The Canadian analysis doesn’t sugar-coat this: in embedded and transversal models, “teachers are asked to carry new conceptual content without necessarily having time, training or materials.” The dedicated subject model doesn’t eliminate this problem, but it concentrates it — you need fewer specialist teachers, and you can invest in training them properly.
What NZ Should Do
We’ve written before about NZ’s AI education gap and the need for better AI literacy frameworks. The three-model framework gives policymakers a clear decision point:
- Pick a model. The worst approach is to let every school figure it out independently. That guarantees inconsistency and inequality.
- Invest in Model 1. Dedicated AI/computing subjects with trained specialist teachers. Start with Year 9-10, expand to NCEA levels.
- Supplement with Model 2. Use dedicated subjects as the foundation, then embed AI literacy across the curriculum — taught by teachers who understand it deeply, not expected to pick it up from a PDF.
- Drop Model 3 as a primary approach. “AI across everything” with no structure is a recipe for surface-level understanding.

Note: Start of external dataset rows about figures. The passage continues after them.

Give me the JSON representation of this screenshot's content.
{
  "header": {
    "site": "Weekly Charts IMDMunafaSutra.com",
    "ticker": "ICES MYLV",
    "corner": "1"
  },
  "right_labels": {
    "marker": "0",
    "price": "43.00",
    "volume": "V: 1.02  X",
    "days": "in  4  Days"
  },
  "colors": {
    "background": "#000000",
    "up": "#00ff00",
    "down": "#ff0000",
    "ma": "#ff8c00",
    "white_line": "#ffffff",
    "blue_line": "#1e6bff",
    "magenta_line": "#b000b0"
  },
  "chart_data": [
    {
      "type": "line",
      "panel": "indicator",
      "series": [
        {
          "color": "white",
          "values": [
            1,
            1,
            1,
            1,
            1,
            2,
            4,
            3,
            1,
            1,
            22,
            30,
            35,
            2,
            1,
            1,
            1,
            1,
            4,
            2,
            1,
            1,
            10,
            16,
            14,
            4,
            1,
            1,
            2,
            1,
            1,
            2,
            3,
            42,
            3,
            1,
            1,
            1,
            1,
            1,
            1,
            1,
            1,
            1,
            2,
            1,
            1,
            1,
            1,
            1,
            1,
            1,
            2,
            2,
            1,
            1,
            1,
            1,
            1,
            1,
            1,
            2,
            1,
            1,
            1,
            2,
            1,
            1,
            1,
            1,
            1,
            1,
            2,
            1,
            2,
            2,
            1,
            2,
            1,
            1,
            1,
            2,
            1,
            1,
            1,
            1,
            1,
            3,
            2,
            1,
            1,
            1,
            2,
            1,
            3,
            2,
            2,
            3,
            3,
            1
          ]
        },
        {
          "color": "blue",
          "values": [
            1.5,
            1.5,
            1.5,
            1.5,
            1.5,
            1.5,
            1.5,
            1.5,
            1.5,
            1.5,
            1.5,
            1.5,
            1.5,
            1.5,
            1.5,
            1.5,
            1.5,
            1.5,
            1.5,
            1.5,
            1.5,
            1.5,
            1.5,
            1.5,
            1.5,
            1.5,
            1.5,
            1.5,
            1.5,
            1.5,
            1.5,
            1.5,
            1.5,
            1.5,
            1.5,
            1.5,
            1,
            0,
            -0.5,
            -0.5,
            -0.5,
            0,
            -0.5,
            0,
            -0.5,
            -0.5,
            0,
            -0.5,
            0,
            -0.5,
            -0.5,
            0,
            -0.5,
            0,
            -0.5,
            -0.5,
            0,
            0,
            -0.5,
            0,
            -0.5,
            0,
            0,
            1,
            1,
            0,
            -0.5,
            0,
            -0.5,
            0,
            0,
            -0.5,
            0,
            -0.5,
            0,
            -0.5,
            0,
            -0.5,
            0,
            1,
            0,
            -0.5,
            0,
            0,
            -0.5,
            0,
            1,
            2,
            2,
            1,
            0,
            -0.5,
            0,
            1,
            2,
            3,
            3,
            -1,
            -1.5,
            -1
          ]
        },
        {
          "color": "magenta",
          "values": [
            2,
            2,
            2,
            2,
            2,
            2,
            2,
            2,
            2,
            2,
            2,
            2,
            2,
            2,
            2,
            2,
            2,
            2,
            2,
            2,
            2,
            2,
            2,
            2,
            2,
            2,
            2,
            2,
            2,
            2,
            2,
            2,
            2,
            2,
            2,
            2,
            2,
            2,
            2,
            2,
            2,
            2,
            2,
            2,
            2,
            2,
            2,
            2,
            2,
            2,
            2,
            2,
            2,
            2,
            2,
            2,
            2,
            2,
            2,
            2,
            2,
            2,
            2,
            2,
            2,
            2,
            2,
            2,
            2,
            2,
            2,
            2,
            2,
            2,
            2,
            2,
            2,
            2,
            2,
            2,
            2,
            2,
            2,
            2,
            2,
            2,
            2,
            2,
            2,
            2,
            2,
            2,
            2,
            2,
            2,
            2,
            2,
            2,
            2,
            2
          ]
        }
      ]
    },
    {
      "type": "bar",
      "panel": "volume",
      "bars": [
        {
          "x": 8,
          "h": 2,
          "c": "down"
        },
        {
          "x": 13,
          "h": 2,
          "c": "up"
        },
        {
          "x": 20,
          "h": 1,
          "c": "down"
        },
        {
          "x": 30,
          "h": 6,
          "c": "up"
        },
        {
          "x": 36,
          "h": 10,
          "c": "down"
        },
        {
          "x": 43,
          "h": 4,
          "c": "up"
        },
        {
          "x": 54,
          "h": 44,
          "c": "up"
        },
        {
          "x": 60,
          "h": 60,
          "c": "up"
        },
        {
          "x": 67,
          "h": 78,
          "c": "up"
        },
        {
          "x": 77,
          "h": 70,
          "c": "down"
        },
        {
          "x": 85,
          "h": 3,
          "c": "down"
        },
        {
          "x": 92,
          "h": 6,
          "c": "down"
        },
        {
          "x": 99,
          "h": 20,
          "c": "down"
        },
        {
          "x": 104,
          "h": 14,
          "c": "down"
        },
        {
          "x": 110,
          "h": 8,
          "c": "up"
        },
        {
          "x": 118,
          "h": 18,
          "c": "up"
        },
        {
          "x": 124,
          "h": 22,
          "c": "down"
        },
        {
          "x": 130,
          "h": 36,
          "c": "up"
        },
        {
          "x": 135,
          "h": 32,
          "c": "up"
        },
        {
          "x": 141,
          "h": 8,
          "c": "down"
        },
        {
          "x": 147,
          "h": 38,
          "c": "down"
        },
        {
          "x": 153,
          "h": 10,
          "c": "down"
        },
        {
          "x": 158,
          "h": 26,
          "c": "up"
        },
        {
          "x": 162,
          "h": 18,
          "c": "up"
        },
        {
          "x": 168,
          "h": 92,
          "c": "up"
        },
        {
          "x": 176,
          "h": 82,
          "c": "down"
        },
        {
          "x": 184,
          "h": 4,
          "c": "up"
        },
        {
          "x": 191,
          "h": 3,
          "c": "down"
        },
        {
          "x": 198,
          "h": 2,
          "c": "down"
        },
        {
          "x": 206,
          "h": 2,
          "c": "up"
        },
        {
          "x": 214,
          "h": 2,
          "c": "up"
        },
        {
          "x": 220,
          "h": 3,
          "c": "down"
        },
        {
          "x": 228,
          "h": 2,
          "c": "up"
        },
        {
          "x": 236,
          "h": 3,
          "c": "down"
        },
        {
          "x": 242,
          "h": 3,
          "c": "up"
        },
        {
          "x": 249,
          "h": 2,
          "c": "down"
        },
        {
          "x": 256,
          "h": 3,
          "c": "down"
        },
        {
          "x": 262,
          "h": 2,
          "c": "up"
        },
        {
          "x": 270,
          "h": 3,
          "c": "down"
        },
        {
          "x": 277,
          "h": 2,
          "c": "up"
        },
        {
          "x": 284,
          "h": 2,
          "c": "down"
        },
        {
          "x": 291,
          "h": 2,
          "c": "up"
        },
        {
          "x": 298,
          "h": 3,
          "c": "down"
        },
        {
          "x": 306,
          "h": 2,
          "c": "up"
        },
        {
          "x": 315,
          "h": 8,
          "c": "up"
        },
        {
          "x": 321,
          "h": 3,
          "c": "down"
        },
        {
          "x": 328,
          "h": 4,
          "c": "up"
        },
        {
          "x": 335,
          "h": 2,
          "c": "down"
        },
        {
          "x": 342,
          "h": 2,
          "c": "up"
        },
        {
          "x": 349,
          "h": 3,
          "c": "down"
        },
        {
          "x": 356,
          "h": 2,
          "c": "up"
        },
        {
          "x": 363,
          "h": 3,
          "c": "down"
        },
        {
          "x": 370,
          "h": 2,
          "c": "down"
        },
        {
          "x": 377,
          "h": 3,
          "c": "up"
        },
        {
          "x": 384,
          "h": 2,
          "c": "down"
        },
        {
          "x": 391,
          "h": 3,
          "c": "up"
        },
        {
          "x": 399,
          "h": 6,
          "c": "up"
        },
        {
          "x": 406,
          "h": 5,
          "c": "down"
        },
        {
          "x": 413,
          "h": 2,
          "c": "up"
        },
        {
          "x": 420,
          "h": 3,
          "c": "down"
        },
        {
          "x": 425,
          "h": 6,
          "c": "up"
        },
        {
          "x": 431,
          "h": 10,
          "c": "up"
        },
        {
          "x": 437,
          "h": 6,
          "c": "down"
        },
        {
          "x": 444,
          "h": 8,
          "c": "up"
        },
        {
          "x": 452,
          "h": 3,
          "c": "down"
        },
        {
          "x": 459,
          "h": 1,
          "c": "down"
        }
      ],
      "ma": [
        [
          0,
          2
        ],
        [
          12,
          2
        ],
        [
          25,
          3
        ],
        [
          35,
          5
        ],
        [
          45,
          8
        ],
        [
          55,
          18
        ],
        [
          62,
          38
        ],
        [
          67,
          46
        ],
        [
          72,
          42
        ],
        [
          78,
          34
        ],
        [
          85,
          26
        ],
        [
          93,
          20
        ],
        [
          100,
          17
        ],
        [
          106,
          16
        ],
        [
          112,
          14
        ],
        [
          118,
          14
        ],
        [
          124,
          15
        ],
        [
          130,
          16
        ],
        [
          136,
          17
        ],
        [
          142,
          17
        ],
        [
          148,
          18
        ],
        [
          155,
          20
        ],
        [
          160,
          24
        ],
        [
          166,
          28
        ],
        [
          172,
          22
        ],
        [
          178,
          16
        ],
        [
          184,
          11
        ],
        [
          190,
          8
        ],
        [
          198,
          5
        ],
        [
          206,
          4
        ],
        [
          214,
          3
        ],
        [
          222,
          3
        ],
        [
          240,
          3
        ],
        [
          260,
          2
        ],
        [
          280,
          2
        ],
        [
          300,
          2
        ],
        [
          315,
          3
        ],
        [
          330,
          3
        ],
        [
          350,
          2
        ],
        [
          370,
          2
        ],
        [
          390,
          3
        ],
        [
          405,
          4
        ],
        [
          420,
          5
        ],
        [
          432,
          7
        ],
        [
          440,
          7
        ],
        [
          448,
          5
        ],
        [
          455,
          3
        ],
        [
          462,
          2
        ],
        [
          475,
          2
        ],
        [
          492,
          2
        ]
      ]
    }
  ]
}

The alternative? A generation of students who can prompt ChatGPT but can’t explain what a large language model is, can’t identify when they’re being manipulated by an algorithm, and can’t evaluate whether an AI output is trustworthy. That’s not education. That’s training users to be compliant consumers.
🔍 THE BOTTOM LINE
Three models for teaching AI in schools, and only the dedicated-subject approach produces genuine literacy. Everything else risks producing students who can use AI but don’t understand it. New Zealand currently has no coherent model at all — and the longer that gap persists, the wider the disadvantage grows for students who can’t access deep AI learning outside of school.